The new BlackBerry smartphone features a real keypad, along with some great new features.

By , Computerworld |  

My biggest concern with the BB 10.1 OS is that, in my tests, boot time averaged 84 seconds, which is much longer than on typical smartphones, and even above the 70 or so seconds on the Z10. While you may not power your phone off and on frequently, you will definitely notice the delay when you land after a long flight and need to quickly make a call or text.

High-end security features

Security is a constant worry for many handheld users, especially in the government and financial sectors, and BlackBerry has tried to address their needs head-on with BB 10.1.

One feature included in BB 10.1 is what BlackBerry's Michael Clewley calls "BES advanced policies." (The official name BlackBerry uses is Enterprise Mobility Management -- Regulated Policies.) It gives IT shops the ability to tightly control the devices in ways they see fit -- such as disabling a camera or location services on a phone remotely.

BlackBerry says its advanced policies capability will apply through use of its BlackBerry Enterprise Service (BES) 10 server for operations where a government or private security-conscious organization would want to distribute Q10s to employees.

Computerworld's Matt Hamblen tries out the BlackBerry Q10's Balance feature.
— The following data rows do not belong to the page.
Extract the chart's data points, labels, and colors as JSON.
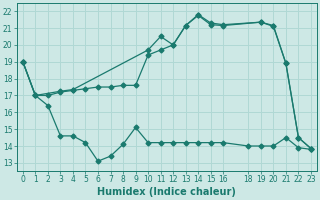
{
  "xlabel": "Humidex (Indice chaleur)",
  "bg_color": "#cde8e5",
  "grid_color": "#b0d8d4",
  "line_color": "#1a7a6e",
  "xlim": [
    -0.5,
    23.5
  ],
  "ylim": [
    12.5,
    22.5
  ],
  "xticks": [
    0,
    1,
    2,
    3,
    4,
    5,
    6,
    7,
    8,
    9,
    10,
    11,
    12,
    13,
    14,
    15,
    16,
    18,
    19,
    20,
    21,
    22,
    23
  ],
  "yticks": [
    13,
    14,
    15,
    16,
    17,
    18,
    19,
    20,
    21,
    22
  ],
  "line1_x": [
    0,
    1,
    2,
    3,
    4,
    5,
    6,
    7,
    8,
    9,
    10,
    11,
    12,
    13,
    14,
    15,
    16,
    18,
    19,
    20,
    21,
    22,
    23
  ],
  "line1_y": [
    19.0,
    17.0,
    16.4,
    14.6,
    14.6,
    14.2,
    13.1,
    13.4,
    14.1,
    15.1,
    14.2,
    14.2,
    14.2,
    14.2,
    14.2,
    14.2,
    14.2,
    14.0,
    14.0,
    14.0,
    14.5,
    13.9,
    13.8
  ],
  "line2_x": [
    0,
    1,
    2,
    3,
    4,
    5,
    6,
    7,
    8,
    9,
    10,
    11,
    12,
    13,
    14,
    15,
    16,
    19,
    20,
    21,
    22,
    23
  ],
  "line2_y": [
    19.0,
    17.0,
    17.0,
    17.2,
    17.3,
    17.4,
    17.5,
    17.5,
    17.6,
    17.6,
    19.4,
    19.7,
    20.0,
    21.15,
    21.75,
    21.2,
    21.15,
    21.35,
    21.1,
    18.9,
    14.5,
    13.85
  ],
  "line3_x": [
    0,
    1,
    3,
    4,
    10,
    11,
    12,
    13,
    14,
    15,
    16,
    19,
    20,
    21,
    22,
    23
  ],
  "line3_y": [
    19.0,
    17.0,
    17.25,
    17.35,
    19.7,
    20.5,
    20.0,
    21.15,
    21.8,
    21.3,
    21.2,
    21.35,
    21.15,
    18.9,
    14.5,
    13.85
  ],
  "title_fontsize": 7,
  "xlabel_fontsize": 7,
  "tick_fontsize": 5.5
}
Other business customers can take advantage of BlackBerry's new Balance feature, which made its debut with the Z10. With Balance, a user can blend both work and personal email streams into a single email stream. (Phones with BES advanced policies set require users to go to separate work and personal email inboxes.) Other apps are divided into separate work and personal containers.
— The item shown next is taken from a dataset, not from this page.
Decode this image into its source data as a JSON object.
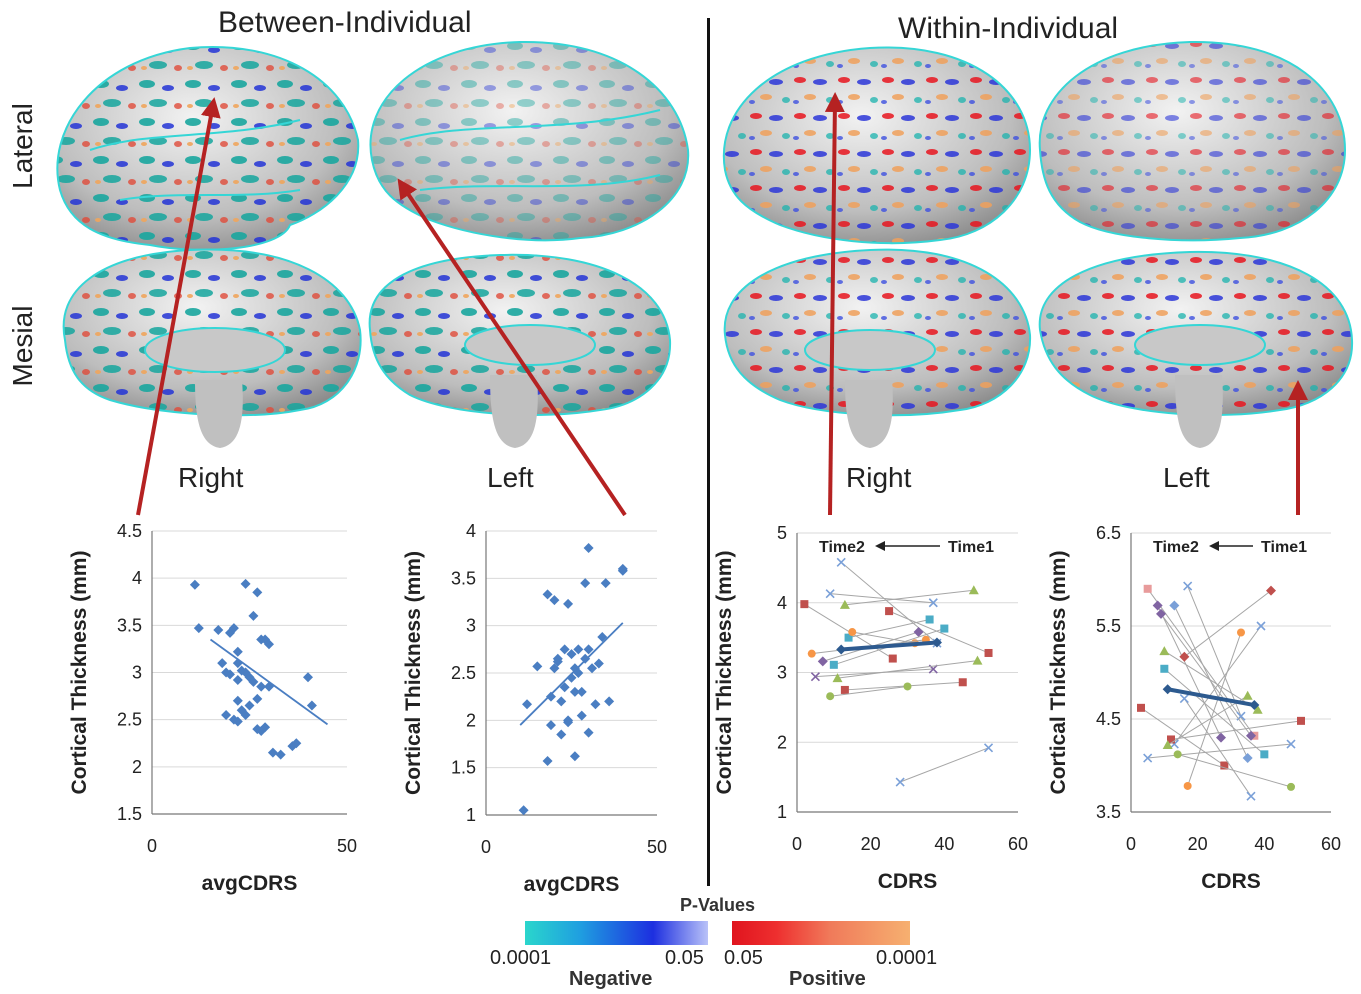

To make Balance or these advanced policies work, users must be connected to a BES server, which in most cases means an enterprise buys the server to locate behind the firewall.

For this review, BlackBerry set up a trial account giving me access to a BES server to test out Balance. After I set it up on the Q10 (which is not a trivial process), I was able to swipe a finger down the center of the screen to access the personal or work container for data. If a rule had been created that kept one type of file in a specific container, I was told by the device. For example, when I was on the work side, I tried to open a pictures icon, and got this message: "You are currently in the work space. Please switch to the personal space to see any personal files."